The training sessions are conducted so to:
-- help the students develop skills to apply the theoretical knowledge;
-- encourage independent judgement in the students, particularly in the understanding of the results obtained from a computer.
Moodle learning platform: online teacher-student interaction, posting of lecture notes and additional notes, supplementary exercise sheets, examples of final examinations.
Remark: suggested reading includes supplementary material that may be useful for further personal studies on the subject.
Further information
Frequency of lectures, practice and lab: Recommended
The practical Matlab test consists of two intermediate tests (or one final test): a selection of exercises is proposed (usually three for each intermediate test, four for the final one). Tests are designed to assess the ability of the students to apply their skills to problem solving. In the evaluation, special attention is paid to the correctness of the solution procedure, as well as to the ability of understanding the obtained numerical results.

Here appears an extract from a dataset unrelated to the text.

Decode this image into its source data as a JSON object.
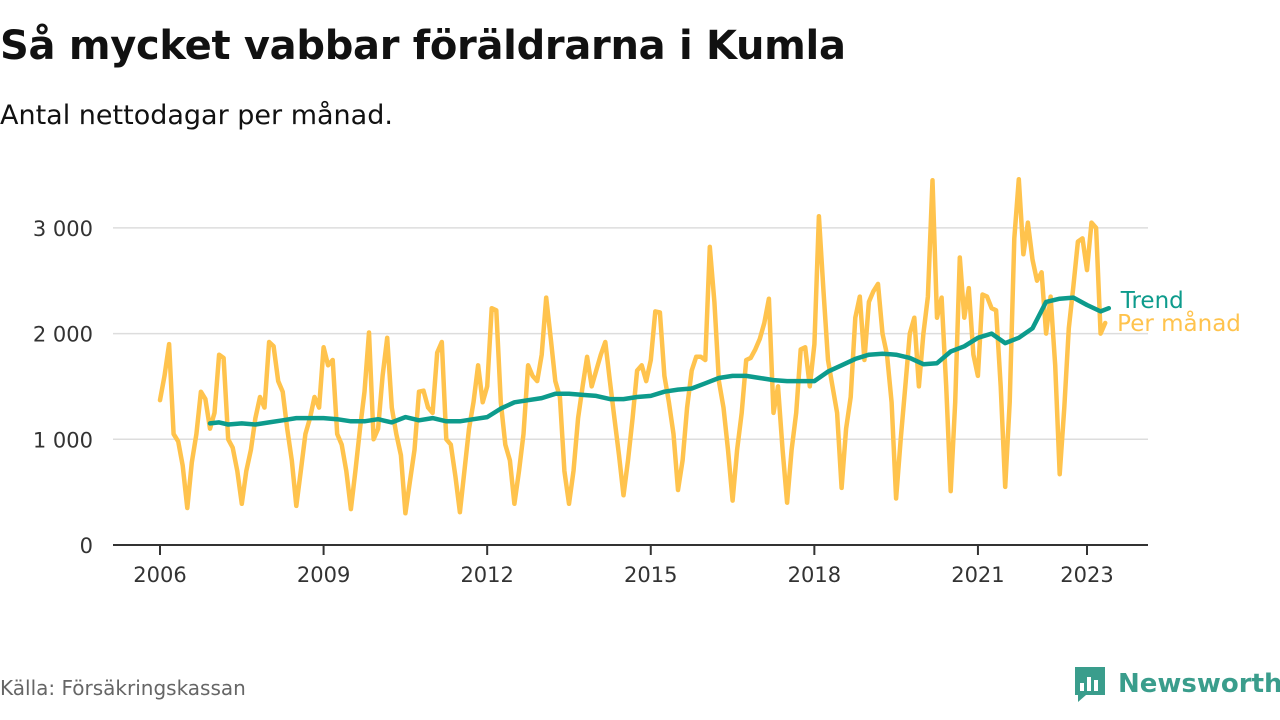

Oral examination: a number of questions (usually three) are posed. The oral examination is designed to evaluate the degree of understanding of the theory presented in the course. In the assessment, special attention is paid to communication skills, critical thinking and appropriate use of mathematical language.
Course program
Numerical methods and algorithms: definitions. Errors in scientific computing: floating-point representation, machine precision and arithmetic operations; discretization error and effects of finite precision; perturbation analysis and stability.
Polynomial and piecewise polynomial interpolation: Lagrange and Newton form of the interpolant polynomial, interpolation error, conditioning of the problem, Chebyshev's abscissae; spline functions, cubic spline interpolants. Polynomial least squares approximation.
Numerical integration: Newton-Cotes formulas; composite quadrature rules; error analysis and conditioning; Richardson extrapolation; adaptive formulae.
Solution of nonlinear equations: conditioning of the problem; bisection, fixed point iteration, secant and Newton's method; convergence properties and implementation issues. Newton’s method for nonlinear systems of equations.
Direct methods for linear systems: Gaussian elimination; LU and Cholesky factorizations; Householder reflections and QR factorization; pivoting strategies; error analysis. Linear least squares problems: normal equations; solution by QR factorization.
Stationary iterative methods for large linear systems: basics; convergence analysis; metodi di splitting (Jacobi and Gauss-Seidel iterations); Richardson method.
How to use MATLAB, an interactive system for scientific computations.